Two dudes find out if there really is a promised land after all.
What'd I experience?
As soon as I met Moses and Kitch I was sure I was seeing Craig and Smokey from Friday. These guys were on another level of what it means to be funny. So funny, that I felt the need to hold myself back from going to the bathroom for over an hour. I know it wasn’t the healthiest option and believe me I internally debated with myself but as soon as I’d decide on making a beeline for the bathroom the guys would pull me back into their conversation. Especially Kitch, I mean what a guy. Imagine a combination of the dumb jock and the sweetest person on the planet.
Kitch: the dumbest sweet person ever.
Moses on the other hand was... complicated. He was street smart, but let's just say being an English teacher in the future is probably - or ‘prolly’ - not an option. I don’t know of anyone who has confused their glycemic index with glycerol. Regardless it was probably the best type of mistake I could hear someone make, because it gave insight to the fact that he want’s to learn more about the world.
That’s really where Kitch and Moses are stuck, the bottom of society. Essentially homeless and jobless they keep to themselves as they make an effort to find their place in the world, but it’s the world (or the people) that surrounds them that doesn’t seem to help. To the world they are delinquents, criminals, and murderers yet they haven’t committed a single crime that hasn’t been served and so it becomes obvious why they are targeted. They’re two young black men. Defenseless to the system and expected to fail, they aren’t given a chance to prove otherwise.
There isn’t much told about what life was like before ‘now’. Right now being when this is all happening to Moses and Kitch. The complete disregard for another human's life solely based on what they physically look like. Whenever I would hear Moses tell someone, “we’re just two dudes”, I genuinely felt disappointed that most of those who would hear it would simply not let themselves believe that. I’m not moved by many things, but hearing the words ‘pass over’ go from hopeful to futile really made my heart clench.

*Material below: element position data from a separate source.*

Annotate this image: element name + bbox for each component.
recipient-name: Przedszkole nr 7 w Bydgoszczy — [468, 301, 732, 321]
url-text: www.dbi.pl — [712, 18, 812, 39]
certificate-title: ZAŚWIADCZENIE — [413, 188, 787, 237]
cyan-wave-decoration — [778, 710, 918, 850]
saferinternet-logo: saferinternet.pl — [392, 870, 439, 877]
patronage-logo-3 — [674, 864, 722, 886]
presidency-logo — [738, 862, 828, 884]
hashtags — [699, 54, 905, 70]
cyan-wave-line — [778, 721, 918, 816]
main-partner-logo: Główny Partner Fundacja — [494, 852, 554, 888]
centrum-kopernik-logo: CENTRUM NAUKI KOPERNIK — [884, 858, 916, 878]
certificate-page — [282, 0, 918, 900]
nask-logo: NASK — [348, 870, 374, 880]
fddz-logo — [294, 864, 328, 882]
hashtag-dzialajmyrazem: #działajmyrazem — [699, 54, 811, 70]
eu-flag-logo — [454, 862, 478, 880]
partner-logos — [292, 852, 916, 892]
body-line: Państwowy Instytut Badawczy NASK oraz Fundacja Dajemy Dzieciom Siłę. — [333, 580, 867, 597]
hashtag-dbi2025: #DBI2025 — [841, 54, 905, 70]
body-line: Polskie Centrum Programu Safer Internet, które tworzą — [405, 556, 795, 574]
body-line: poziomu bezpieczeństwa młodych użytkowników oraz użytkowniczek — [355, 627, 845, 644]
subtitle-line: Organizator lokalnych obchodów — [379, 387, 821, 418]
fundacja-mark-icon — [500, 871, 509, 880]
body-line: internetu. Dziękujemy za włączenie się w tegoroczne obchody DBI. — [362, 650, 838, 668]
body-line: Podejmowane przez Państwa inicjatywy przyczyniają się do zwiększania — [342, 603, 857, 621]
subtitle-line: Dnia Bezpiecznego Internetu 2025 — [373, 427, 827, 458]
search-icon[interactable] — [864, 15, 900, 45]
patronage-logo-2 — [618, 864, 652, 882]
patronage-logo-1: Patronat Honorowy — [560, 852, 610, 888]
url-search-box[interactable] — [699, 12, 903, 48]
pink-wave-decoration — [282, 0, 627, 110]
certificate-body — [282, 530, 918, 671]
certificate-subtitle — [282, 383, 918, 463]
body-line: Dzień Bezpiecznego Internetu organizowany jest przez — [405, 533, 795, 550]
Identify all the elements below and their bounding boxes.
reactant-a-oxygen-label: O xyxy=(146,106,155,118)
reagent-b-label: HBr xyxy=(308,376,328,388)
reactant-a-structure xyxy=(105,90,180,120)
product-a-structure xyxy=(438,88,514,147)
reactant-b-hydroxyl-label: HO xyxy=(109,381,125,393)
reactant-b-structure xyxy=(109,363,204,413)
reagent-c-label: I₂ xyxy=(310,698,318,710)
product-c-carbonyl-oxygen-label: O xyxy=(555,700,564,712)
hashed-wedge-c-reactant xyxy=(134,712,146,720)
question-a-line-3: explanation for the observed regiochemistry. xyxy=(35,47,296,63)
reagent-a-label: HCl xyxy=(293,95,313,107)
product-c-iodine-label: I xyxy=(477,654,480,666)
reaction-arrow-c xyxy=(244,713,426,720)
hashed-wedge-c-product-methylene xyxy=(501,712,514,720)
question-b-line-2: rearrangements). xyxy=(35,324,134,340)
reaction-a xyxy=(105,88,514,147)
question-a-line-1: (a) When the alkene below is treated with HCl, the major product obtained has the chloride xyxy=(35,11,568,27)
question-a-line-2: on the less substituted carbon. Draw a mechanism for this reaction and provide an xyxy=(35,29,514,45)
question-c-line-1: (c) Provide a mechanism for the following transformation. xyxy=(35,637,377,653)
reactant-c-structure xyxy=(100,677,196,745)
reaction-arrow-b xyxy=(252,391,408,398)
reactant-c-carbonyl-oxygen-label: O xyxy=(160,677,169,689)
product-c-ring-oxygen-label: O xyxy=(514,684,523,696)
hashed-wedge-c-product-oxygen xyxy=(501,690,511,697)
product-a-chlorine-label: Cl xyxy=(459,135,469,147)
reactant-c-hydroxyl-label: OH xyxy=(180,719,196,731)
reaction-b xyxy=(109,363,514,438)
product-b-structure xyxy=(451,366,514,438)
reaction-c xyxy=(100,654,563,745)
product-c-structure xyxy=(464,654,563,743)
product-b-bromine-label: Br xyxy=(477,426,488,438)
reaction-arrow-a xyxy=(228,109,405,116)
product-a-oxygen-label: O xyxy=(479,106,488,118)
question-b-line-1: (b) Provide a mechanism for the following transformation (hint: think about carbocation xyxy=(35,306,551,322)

In the beginning it started as a sort of motivational mantra that held dreams and aspiration that some day these guys would finally get a taste of the good life. Moses would finally get to know what a glycemic index or what lactose intolerant means and I know that Kitch would be right by his side enjoying his milk & honey life. Instead pass over turned into defeat, a defeat that felt like death. It was a morbid thought to have, but I think it held truth to it when I thought the guys committing suicide was pointless since they fit the perfect description of what many police officers seem to be aiming their guns toward. It was sickening to just make that assumption, but it also makes me realize that it’s happening so often that I feel more and more desensitized to it everyday. Even so, I still hold onto the fact that Moses and Kitch are just two dudes - two humans who unfortunately haven’t lucked out like others on where and what they were born into.
While I made my way back home I realized how lucky I was. To have met these two amazing guys and also how lucky I myself was. I am constantly confused for being white or anything pale that isn’t even remotely close to what my roots really are, latin american (also doesn’t help my last name is white af). For a lot of my life I didn’t think much of my skin tone or appearance having anything to do with my everyday interactions, but the more I notice how people act toward me in comparison to friends who are a more accurate depiction of what country they (or their parents) are from, the more scared I am that I may or have already judged someone solely based on that. It’s upsetting to think that many of the fights being fought shouldn’t even be taking place - because the only requirement for being respected is being human.